Ainda pelas páginas do Público, que hoje parasitei a pessoa amiga durante o final do almoço, encontra-se um artigo de opinião de Gonçalo Portocarrero de Almada (alguns detalhes bio-bibliográficos aqui e aqui), Vice-Presidente da Confederação Nacional das Associações de Famílias (site em manutenção) sob o título «Boa Educação».

Em si não tem muito de especialmente notável, pois apenas repete a argumentação já conhecida sobre a necessidade da livre escolha das escolas pelas famílias, assim como a defesa indirecta dos cheques-ensino para que as “famílias” possam ir em busca das melhores escolas para os seus filhos. Embrulha isso com algumas considerações sobre os rankings escolares, mas não valeria muita atenção não fosse uma ideia que convém reter e que o jornal até usou como destaque para o texto:

«Se as escolas mais bem classificadas recebessem os piores alunos, estes, decerto, não seriam tão maus»

Lida assim esta é uma frase notável e aponta para um conceito de valor aparentemente inegável: agarremos nos maus alunos e coloquemo-los nas melhores escolas e certamente teremos melhores resultados.

Pois é.

Era lindo se o mundo fosse assim.

Mas não é e eu adianto alguns pormaiores que obstariam à generalização de tal solução:

  • As “melhores escolas” estão quase todas em Lisboa e no Porto. Os maus alunos, infelizmente, andam espalhados por todo o país. Não estou bem a ver como seria possível colocar em prática tal processo de transferência dos  “piores alunos”.
  • As “melhores escolas” têm uma capacidade que julgo limitada para absorver alunos, sendo mesmo um dos seus segredos essa forma selectiva de acesso que permite um acompanhamento mais individualizado. Perante isso, gostaria de saber quantas “famílias” filiadas na CNAF estariam dispostas a que os seus educandos – caso estivessem matriculados ou em processo de candidatura nessas escolas – abdicassem do seu lugar e irem para uma “escola mediana”. Porque os “piores alunos” só o são depois de sujeitos a avaliação e, por isso, teriam de ser transferidos depois de já iniciado o seu trajecto escolar.
  • Parente muito próximo deste argumento é aquele que questiona quantos dos “melhores alunos” estariam dispostos a sê-lo um pouco menos, indo para outras escolas que não as melhores.
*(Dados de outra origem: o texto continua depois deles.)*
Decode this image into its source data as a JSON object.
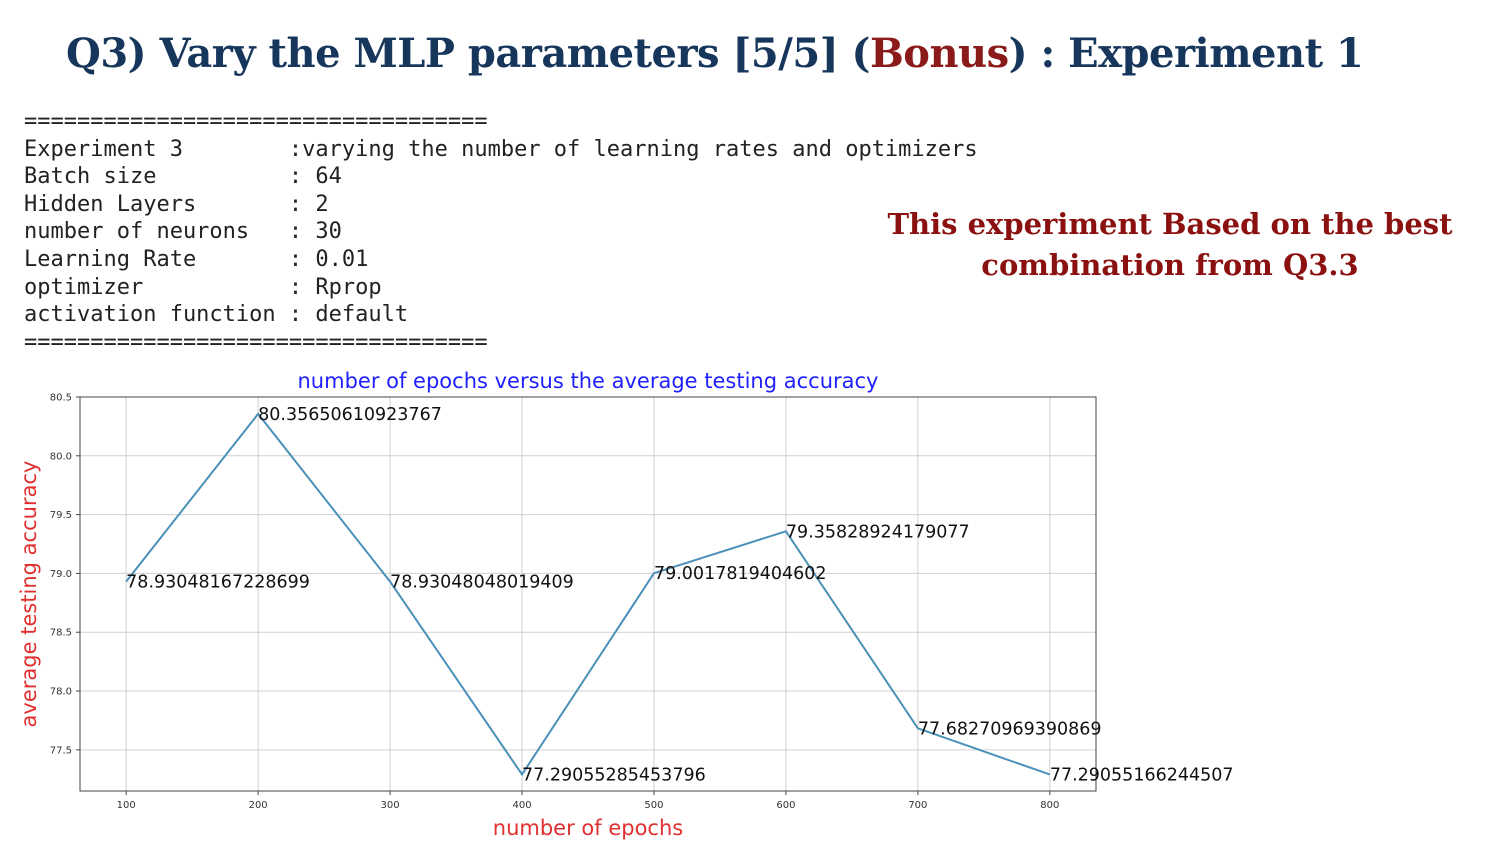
{
  "slide": {
    "title_prefix": "Q3) Vary the MLP parameters [5/5]  (",
    "title_bonus": "Bonus",
    "title_suffix": ") : Experiment 1",
    "note": "This experiment Based on the best combination from Q3.3"
  },
  "console": {
    "rule": "===================================",
    "lines": [
      "Experiment 3        :varying the number of learning rates and optimizers",
      "Batch size          : 64",
      "Hidden Layers       : 2",
      "number of neurons   : 30",
      "Learning Rate       : 0.01",
      "optimizer           : Rprop",
      "activation function : default"
    ]
  },
  "colors": {
    "title": "#16365c",
    "bonus": "#8b1a1a",
    "note": "#8b1010",
    "chart_title": "#1f1fff",
    "axis_labels": "#e03030",
    "series_line": "#4a90b8"
  },
  "chart_data": {
    "type": "line",
    "title": "number of epochs versus the average testing accuracy",
    "xlabel": "number of epochs",
    "ylabel": "average testing accuracy",
    "x": [
      100,
      200,
      300,
      400,
      500,
      600,
      700,
      800
    ],
    "xticks": [
      "100",
      "200",
      "300",
      "400",
      "500",
      "600",
      "700",
      "800"
    ],
    "yticks": [
      "77.5",
      "78.0",
      "78.5",
      "79.0",
      "79.5",
      "80.0",
      "80.5"
    ],
    "xlim": [
      65,
      835
    ],
    "ylim": [
      77.15,
      80.5
    ],
    "grid": true,
    "series": [
      {
        "values": [
          78.93048167228699,
          80.35650610923767,
          78.93048048019409,
          77.29055285453796,
          79.0017819404602,
          79.35828924179077,
          77.68270969390869,
          77.29055166244507
        ],
        "labels": [
          "78.93048167228699",
          "80.35650610923767",
          "78.93048048019409",
          "77.29055285453796",
          "79.0017819404602",
          "79.35828924179077",
          "77.68270969390869",
          "77.29055166244507"
        ]
      }
    ]
  }
}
E poderia continuar a desenvolver esta linha de raciocínio por mais alguns parágrafos, não fosse por demais óbvia e perceptível por quem leu o que ficou escrito.

Eu compreendo o argumento implícito do vice-presidente da CNAF: há famílias que sentem uma sobrecarga financeira para poderem assegurar que os seus filhos frequentam as “melhores escolas” e acham justo que o Estado as compense por isso já que não recorrem à rede pública de ensino.

E deveria ser essa a posição exposta de forma clara: não queremos a escola pública, não gostamos dos valores que transmitem (é fácil consultar as posições da CNAF em matérias como o ensino religioso e a educação sexual), não queremos que os nossos impostos a paguem, devolvam-nos a quantia em causa na forma de um cheque mensal/anual.

Aceito essa forma transparente de colocar a questão. Posso não concordar com os pressupostos, mas respeito-a. É tão válida como qualquer outra, pois defende um determinado nicho de interesses da sociedade.

Agora usar o subterfúgio dos pobrezinhos dos “piores alunos” que com um cheque-ensino iriam de Ribeira de Pena, Nordeste ou da Pampilhosa da Serra (uso três exemplos retirados do ranking do DN feito com base nos exames do 12º ano) para os Colégios Mira-Rio, Cedros ou de São João de Brito e assim ficariam alunos “menos maus” é apenas um pretexto e um daqueles que usa terceiros para alcançar objectivos a que estes são estranhos.